Nachschlag: Eine Achterbahnfahrt wie wenig andere macht hier Zwischenstation. Mit Geschichten, wie sie nicht jedes Leben schreibt. Einige davon werden in diesen Liedern erzählt. Einige sind in anderen zu hören oder sind an anderer Stelle gespeichert. Und über so mancher lassen wir lieber das Mäntelchen des Schweigens hängen... Zu finden sind unter diesem Strauss bunter Melodien klassische Themenzyklen wie das Leben einer hungrig auf Erfolg nach oben strebenden Musikantentruppe "on the road" ("Ein Lied im Radio", "Lampenfieber", "Jetzt oder nie" oder "Die letzten Lichter"), das ewige Gerangel zwischen Mann und Frau ("Neue Sterne", "Keine Zeit", "Luise" oder "Kein Liebeslied") als auch die Huldigung dieses zweitschönsten (das schönste ist, wenn der eigene Club Meister wird!) aller Gefühle ("Meine Augen", "Chèrie"), charmante Looser-Stories ("Kuckuckskleber", "Wiedersehn", "Alles vorbei") und typischen Männersujets wie "Fussballstadion", "10.000 Volt", "Blender" oder "Bang!". Aber auch überzogenen Quatsch wie "Abnormale Gefühle", "Wer wacht in der Nacht" oder "Warum bin ich so klein".

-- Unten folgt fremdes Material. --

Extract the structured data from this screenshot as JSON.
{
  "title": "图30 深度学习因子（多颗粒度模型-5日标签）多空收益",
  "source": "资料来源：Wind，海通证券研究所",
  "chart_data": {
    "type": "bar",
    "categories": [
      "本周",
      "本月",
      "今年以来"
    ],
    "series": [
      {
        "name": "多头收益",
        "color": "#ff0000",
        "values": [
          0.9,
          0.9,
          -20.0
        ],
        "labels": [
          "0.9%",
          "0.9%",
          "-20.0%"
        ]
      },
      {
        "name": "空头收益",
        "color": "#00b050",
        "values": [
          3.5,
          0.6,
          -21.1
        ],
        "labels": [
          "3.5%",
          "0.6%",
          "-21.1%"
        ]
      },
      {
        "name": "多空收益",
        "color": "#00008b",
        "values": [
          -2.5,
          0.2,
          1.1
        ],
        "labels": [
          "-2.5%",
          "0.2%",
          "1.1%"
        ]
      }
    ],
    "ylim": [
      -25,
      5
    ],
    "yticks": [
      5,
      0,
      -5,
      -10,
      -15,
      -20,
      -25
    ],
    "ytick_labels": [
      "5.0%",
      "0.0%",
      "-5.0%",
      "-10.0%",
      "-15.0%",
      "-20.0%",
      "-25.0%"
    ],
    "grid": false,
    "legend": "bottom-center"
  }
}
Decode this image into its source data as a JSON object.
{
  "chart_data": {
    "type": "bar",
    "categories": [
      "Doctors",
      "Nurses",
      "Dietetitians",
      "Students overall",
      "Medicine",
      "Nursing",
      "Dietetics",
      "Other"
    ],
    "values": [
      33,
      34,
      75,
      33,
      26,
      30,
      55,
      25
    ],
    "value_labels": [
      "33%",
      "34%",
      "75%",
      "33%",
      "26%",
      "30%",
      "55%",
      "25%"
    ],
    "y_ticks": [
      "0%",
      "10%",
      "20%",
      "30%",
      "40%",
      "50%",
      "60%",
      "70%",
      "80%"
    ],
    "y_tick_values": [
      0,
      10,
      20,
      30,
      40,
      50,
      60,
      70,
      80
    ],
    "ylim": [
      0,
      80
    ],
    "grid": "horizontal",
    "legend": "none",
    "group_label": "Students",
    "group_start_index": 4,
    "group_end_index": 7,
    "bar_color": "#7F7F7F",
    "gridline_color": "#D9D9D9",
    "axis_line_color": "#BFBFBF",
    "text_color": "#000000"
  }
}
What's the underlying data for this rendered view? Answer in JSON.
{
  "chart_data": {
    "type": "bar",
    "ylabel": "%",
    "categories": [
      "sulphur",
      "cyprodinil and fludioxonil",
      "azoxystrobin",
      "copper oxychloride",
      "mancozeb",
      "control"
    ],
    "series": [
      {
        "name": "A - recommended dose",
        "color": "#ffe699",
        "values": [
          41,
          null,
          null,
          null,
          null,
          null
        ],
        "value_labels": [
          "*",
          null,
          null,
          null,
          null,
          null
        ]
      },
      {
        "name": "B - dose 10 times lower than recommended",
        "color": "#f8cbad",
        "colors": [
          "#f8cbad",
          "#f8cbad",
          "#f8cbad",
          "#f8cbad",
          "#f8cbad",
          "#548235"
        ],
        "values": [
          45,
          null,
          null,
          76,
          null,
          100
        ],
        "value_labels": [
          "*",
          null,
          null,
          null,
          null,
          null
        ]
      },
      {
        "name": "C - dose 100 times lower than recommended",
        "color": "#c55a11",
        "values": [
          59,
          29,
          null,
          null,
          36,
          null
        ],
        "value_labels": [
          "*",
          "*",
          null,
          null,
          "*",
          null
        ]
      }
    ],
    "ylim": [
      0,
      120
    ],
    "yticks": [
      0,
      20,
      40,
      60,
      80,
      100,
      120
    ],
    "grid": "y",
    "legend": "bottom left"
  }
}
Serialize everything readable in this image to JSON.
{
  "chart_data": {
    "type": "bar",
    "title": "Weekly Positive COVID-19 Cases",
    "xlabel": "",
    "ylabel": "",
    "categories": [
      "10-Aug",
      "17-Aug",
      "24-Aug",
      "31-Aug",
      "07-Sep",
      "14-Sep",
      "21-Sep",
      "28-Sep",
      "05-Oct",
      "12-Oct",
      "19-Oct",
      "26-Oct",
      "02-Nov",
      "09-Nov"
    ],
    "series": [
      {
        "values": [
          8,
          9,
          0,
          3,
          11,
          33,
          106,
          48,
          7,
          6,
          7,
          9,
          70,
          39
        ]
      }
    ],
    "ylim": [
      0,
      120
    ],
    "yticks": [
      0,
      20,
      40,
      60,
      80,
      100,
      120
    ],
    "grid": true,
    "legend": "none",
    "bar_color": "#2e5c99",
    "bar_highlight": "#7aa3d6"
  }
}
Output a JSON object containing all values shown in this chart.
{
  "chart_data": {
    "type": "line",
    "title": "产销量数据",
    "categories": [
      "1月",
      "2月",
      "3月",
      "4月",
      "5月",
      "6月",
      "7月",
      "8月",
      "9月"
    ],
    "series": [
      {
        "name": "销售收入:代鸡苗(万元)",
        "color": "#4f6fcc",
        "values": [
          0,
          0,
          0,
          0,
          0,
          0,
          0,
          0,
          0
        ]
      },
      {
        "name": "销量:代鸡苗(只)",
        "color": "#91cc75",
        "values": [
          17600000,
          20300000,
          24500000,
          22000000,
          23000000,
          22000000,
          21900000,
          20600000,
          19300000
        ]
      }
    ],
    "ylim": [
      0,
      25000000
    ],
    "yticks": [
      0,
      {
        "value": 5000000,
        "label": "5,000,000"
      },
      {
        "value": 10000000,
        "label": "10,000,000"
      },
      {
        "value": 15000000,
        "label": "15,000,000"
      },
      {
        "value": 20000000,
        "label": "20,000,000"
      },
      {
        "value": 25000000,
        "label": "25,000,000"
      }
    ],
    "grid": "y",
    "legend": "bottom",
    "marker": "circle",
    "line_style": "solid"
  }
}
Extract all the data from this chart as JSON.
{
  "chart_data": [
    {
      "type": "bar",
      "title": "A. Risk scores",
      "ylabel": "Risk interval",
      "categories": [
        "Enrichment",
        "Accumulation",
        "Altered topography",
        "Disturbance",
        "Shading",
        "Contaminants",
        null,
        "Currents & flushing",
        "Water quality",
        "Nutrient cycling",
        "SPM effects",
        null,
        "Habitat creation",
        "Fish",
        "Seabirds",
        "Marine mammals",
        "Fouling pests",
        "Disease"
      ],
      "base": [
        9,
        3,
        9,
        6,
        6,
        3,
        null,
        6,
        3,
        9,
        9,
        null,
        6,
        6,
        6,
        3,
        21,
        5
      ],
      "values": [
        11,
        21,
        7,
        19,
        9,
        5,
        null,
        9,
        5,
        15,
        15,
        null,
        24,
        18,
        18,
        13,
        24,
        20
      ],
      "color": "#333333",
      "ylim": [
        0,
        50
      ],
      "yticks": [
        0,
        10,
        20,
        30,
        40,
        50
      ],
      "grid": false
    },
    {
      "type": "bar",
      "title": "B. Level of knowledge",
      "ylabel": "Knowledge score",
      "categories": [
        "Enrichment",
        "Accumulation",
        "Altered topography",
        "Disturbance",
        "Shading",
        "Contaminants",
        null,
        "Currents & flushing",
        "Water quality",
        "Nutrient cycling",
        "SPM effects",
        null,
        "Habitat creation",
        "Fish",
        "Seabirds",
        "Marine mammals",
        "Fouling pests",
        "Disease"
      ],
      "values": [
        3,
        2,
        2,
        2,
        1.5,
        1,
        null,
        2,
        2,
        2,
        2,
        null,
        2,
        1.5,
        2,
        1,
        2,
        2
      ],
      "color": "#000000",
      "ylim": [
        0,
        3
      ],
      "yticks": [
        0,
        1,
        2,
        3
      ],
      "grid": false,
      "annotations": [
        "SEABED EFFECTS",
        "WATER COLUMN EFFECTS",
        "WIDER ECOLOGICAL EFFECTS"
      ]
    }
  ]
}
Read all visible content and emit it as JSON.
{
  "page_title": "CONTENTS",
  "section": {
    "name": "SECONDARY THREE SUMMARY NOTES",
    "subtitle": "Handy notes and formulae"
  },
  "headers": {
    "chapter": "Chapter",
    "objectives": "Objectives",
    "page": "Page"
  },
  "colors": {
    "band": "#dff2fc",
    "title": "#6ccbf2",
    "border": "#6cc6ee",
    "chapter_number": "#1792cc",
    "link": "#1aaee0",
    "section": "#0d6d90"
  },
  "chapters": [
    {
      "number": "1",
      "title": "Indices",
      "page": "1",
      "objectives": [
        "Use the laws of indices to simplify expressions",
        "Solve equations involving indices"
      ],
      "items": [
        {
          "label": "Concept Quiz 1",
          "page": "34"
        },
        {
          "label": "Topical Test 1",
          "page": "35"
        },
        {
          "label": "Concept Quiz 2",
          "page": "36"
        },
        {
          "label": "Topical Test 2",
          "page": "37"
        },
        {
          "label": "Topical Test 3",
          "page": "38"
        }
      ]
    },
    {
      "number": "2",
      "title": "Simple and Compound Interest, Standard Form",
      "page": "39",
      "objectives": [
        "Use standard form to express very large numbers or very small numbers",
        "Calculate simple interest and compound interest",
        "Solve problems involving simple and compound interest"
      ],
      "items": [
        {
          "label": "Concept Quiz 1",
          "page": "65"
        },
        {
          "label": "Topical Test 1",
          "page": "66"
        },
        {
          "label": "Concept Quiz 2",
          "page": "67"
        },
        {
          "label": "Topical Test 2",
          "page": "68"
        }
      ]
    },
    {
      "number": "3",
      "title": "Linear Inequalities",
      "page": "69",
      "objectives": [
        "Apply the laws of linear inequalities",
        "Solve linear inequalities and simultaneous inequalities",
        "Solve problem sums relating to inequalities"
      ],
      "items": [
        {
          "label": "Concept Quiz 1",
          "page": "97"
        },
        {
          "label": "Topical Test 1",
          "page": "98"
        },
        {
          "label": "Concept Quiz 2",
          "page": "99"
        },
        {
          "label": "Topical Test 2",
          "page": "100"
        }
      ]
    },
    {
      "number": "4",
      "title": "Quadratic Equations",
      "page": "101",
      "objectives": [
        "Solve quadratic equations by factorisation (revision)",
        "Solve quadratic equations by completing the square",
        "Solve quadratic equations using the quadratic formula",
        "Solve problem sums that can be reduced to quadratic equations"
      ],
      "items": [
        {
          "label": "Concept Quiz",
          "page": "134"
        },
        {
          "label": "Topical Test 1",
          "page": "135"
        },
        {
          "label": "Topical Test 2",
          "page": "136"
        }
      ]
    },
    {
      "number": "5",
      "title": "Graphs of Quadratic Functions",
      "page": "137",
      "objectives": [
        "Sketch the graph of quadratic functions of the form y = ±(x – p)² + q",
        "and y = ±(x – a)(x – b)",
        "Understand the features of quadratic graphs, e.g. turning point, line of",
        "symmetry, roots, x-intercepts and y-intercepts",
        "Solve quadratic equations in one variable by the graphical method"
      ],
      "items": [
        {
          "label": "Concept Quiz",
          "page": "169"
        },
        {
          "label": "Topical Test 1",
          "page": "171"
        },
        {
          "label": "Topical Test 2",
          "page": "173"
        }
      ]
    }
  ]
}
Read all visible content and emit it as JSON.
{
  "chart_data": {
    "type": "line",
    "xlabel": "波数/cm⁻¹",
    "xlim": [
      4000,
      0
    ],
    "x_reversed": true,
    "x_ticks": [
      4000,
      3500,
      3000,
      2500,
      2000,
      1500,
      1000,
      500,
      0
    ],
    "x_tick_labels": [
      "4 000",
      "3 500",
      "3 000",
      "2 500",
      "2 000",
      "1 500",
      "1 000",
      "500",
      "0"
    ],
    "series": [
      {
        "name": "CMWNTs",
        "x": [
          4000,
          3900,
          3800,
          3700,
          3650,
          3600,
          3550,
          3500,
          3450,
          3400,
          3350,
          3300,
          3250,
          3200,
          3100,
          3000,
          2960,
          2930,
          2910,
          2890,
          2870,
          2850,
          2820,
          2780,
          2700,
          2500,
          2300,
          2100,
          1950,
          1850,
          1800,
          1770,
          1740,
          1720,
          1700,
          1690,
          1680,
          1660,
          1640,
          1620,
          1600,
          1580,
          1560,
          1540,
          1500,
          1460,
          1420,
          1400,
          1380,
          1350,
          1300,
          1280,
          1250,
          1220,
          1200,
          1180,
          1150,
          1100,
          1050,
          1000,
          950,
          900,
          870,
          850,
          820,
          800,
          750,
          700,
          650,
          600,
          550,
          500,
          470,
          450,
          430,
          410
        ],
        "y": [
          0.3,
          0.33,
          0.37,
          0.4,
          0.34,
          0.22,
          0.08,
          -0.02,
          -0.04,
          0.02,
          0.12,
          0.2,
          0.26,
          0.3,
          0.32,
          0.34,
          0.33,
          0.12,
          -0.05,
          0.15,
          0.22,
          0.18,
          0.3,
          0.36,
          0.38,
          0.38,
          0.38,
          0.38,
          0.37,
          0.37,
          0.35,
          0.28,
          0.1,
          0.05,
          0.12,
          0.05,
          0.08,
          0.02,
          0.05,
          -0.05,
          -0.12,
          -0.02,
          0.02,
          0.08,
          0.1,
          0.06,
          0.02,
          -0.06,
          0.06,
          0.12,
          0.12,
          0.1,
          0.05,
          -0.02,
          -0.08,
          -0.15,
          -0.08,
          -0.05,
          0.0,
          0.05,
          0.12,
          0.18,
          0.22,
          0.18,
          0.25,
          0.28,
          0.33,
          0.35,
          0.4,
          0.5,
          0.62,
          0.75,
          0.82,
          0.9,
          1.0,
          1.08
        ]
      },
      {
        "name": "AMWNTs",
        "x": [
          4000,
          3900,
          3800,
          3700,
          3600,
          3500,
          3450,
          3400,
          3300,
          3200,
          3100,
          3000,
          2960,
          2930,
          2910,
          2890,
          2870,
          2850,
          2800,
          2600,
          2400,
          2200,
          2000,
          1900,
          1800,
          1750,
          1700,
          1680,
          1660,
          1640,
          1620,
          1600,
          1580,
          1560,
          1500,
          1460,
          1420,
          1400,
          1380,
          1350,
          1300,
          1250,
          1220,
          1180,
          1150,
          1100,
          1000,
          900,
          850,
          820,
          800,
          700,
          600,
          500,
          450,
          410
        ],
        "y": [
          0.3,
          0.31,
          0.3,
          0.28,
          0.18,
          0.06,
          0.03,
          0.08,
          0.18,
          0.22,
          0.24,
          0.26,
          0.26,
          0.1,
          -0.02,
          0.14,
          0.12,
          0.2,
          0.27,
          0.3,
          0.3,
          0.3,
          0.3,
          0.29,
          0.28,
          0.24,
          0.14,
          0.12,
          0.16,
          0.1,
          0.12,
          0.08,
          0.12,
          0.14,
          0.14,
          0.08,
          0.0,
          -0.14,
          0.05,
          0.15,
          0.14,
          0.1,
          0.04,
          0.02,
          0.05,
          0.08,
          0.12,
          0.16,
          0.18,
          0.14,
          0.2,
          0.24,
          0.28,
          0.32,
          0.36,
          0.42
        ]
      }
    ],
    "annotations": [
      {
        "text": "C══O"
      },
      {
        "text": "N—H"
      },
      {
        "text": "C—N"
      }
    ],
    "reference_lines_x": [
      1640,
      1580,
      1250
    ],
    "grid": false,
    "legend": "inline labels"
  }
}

Ausser den Geschichten in den Liedern gibt's natürlich auch ein paar dahinter. Wie zum Beispiel gleich ganz zu Anfang: Noch aus Prä-CHEFS-Tagen findet sich (auch heute noch!) im Konzert-Repertoire eine Coverversion des AC/DC-Klassikers "Highway To Hell" , zu dem Blume einen deutschen, völlig abweichenden Text geschrieben hatte: "Ä Kurmark, ä BILD und ä Bier". Diese in badischer Mundart vorgetragene Beschreibung von seinem damaligen Alltag beim Job als Maler auf dem Bau wollten die Buben auch gerne auf dem ersten Album platzieren - gibt es sogar in einer kleinen Startauflage, aber bei der ersten richtigen Veröffentlichung / Pressung durch die Plattenfirma eben nicht mehr, da ganz brav beim AC/DC-Verlag dann doch noch um Erlaubnis gefragt wurde. Und als dieser das (wie auch heute noch!) rundheraus ablehnte, waren Schellich und Blume so sauer, dass sie als Ventil gleich mal den ersten Hit der Band ad hoc schrieben: "Abnormale Gefühle". Oder "Wer wacht in der Nacht", das Schellich einfiel, nachdem er eines Nachts schweißgebadet aufwachte und kurz tatsächlich dachte, er wäre Käpt'n Ahab und ein Wal wäre hinter im her. Oder "Irrenhaus", dessen Text realen Bezug zu den Hausbewohnern von Dannys Domizil in den späten 90ern hat (interner Spitzname im Freundeskreis damals: "Villa Beklopptika").